I want to share a story about my great-grandmother, Antonia Tognini. It’s a story about the kind of courage which, when I think about it, is extraordinary, yet for so many like her at the time, pretty common.
I only heard this story for the first time a few days ago and it feels pretty timely, to be honest.
I had been thinking a lot about what courage looks like for women these days, what kind of message we’re sending to the next generations of young girls, like my nearly 14-year-old niece, for example. Young women who are growing up in a world which is complex, challenging and quite often, very unfair.
My thoughts have been gestating in an incubator red-hot with disdain since a bunch of Hollywood actresses implied that courage is as simple as wearing a borrowed black frock and tweeting about it. More on that shortly but first, this story and a quick history lesson.
When the Italians ditched Mussolini towards the end of 1943, signing an armistice with the Allies, the Germans weren’t too thrilled. They responded by mobilising troops from Rome towards the north. In playing to type, Italy was divided. Diehard Black Shirts fought with the Germans to the end. The Italian Resistance fired up across the country.
The result? A quasi-civil war. As generally happens during a war, regular search and arrest activities happened in places where the Partisans were known to be active, such as villages like my family’s in the far north.
The story I am sharing, albeit a greatly condensed version, is how my great nonna Antonia harnessed balls of solid brass and bluffed the nazis to save her son’s life, and her own.
It happened like this. Antonia was unlucky enough to be home one day when the fascists came looking for my then-teenage nonno who had just joined the resistance and was hiding out nearby. In short, Antonia played the dumb peasant, swore black and blue he’d nicked off to Switzerland.
As I type these words they feel strangely surreal.
When I stop to think about what she did, what was on the line, I can only imagine her stomach churning. Perhaps a trickle of sweat down her back, knowing that if she were caught lying it was a firing squad in the village square for both, with the house being torched to ram the point home.
Now, I’m not suggesting this is the only face of courage, though it’s a pretty good one.
What I am suggesting is that these are the stories that we should be sharing with the young girls in our lives. This is the inspiration we should be offering them, not the populist dross we’ve been served up by a parade of borrowed black frocks at the Golden Globes.
Case in point. Ask the women whose courage in speaking up actually started this Hollywood hashtag party. They refused to work with men who tried to compromise them. They paid dearly. And perhaps not surprisingly, the first to break the silence claim they weren’t invited. “Victims aren’t glamorous enough,” tweeted one. No free black frocks for them. What a sham.
What a message to send, glorifying that which is cheap, easy and ultimately disposable.
Not only does it send the message that courage doesn’t come at a cost, it also tells young women that significant social change is easy, swift, fun and super-stylish.
Sadly, just about every woman I know has faced unwanted or inappropriate sexual behaviour at work. That’s not an exaggeration. I know I have, in nearly 25 years of professional life.

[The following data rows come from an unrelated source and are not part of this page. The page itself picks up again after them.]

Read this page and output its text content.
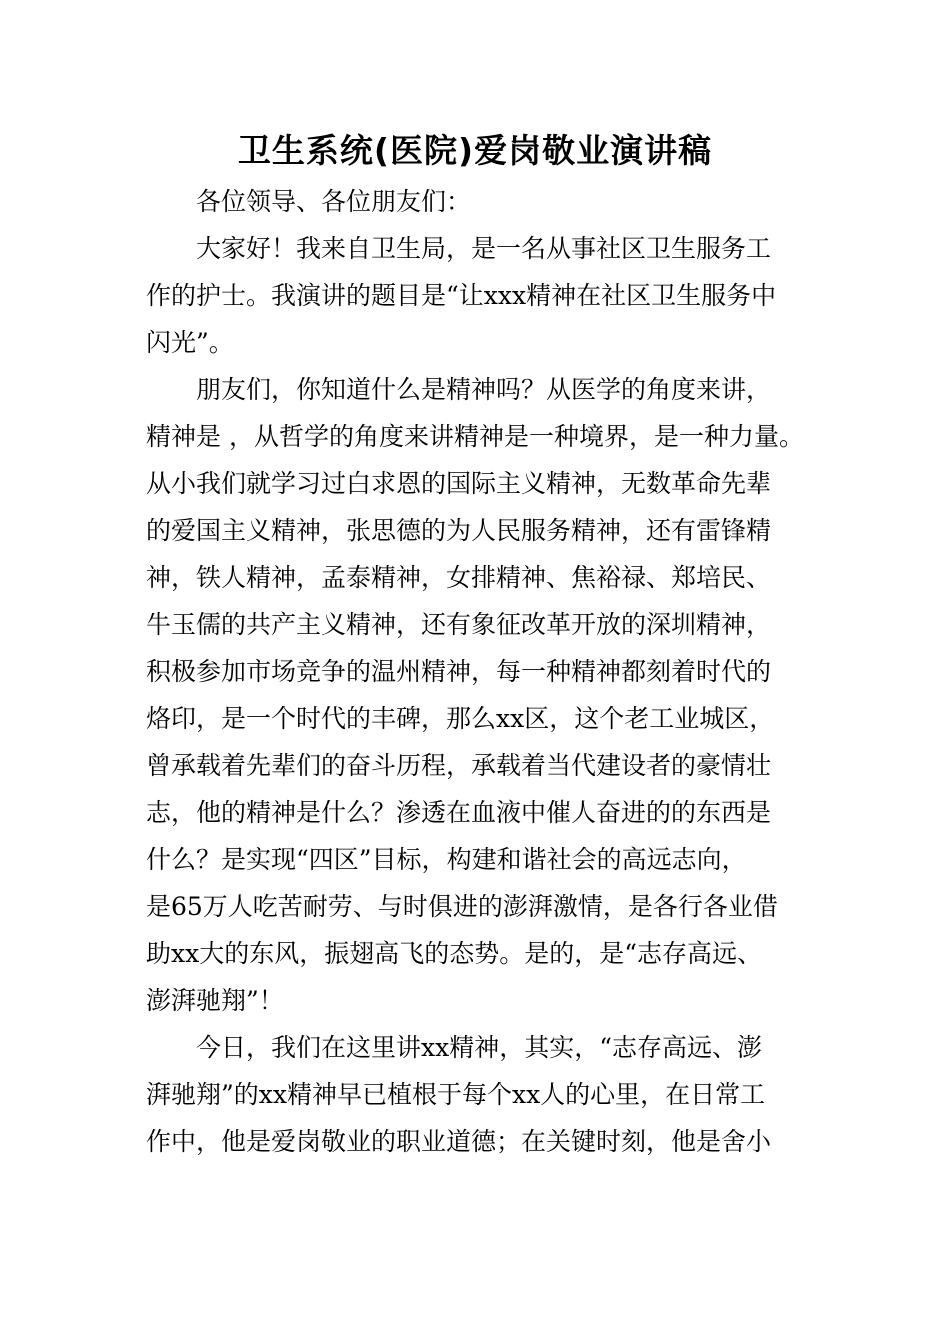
卫生系统(医院)爱岗敬业演讲稿
各位领导、各位朋友们：
大家好！我来自卫生局，是一名从事社区卫生服务工
作的护士。我演讲的题目是“让xxx精神在社区卫生服务中
闪光”。
朋友们，你知道什么是精神吗？从医学的角度来讲，
精神是 ，从哲学的角度来讲精神是一种境界，是一种力量。
从小我们就学习过白求恩的国际主义精神，无数革命先辈
的爱国主义精神，张思德的为人民服务精神，还有雷锋精
神，铁人精神，孟泰精神，女排精神、焦裕禄、郑培民、
牛玉儒的共产主义精神，还有象征改革开放的深圳精神，
积极参加市场竞争的温州精神，每一种精神都刻着时代的
烙印，是一个时代的丰碑，那么xx区，这个老工业城区，
曾承载着先辈们的奋斗历程，承载着当代建设者的豪情壮
志，他的精神是什么？渗透在血液中催人奋进的的东西是
什么？是实现“四区”目标，构建和谐社会的高远志向，
是65万人吃苦耐劳、与时俱进的澎湃激情，是各行各业借
助xx大的东风，振翅高飞的态势。是的，是“志存高远、
澎湃驰翔”！
今日，我们在这里讲xx精神，其实，“志存高远、澎
湃驰翔”的xx精神早已植根于每个xx人的心里，在日常工
作中，他是爱岗敬业的职业道德；在关键时刻，他是舍小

In my case, I didn’t navigate through by getting the sisters to wear fuchsia and tweet about it. I dealt with it because women and, importantly, brilliant, strong and decent men in my world affirmed my conviction that taking a stand, private or public, will always cost me but never rob me.
Has it cost me work? Yes. Do I regret it? Not on your life.
I will make this one concession though. The intent behind the whole “Why I Wear Black” And “TimesUp” campaigns is admirable. They are trying to build further momentum behind what can only be described as a ferocious, overdue and collective cry of enough is enough.
But intent without substance is like wind without a sail. Ineffective.
The degree of change needed to make sure this sort of behaviour is nuked off the landscape is driven by the substance of women like my great-grandmother and probably many of yours too. Aunts. Sisters. Mothers. Partners. Grandmothers.
Theirs are the stories of courage we should be holding up as the standard.
Courage is the battered woman who packs her car in the middle of the night and floors it, having no clue what’s next.
It’s the single mum who keeps it together day in and out to provide a stable environment for her kids.
It’s the woman who draws a line in the sand about inappropriate behaviour at work, without certainty of having any support let alone a positive outcome, fully aware that there may be a cost, but does it anyway. Without fanfare. Without a tweet.
These are the women who deserve our admiration. These are the women who we should be showing our young girls and saying, see? If she can be brave, you can too.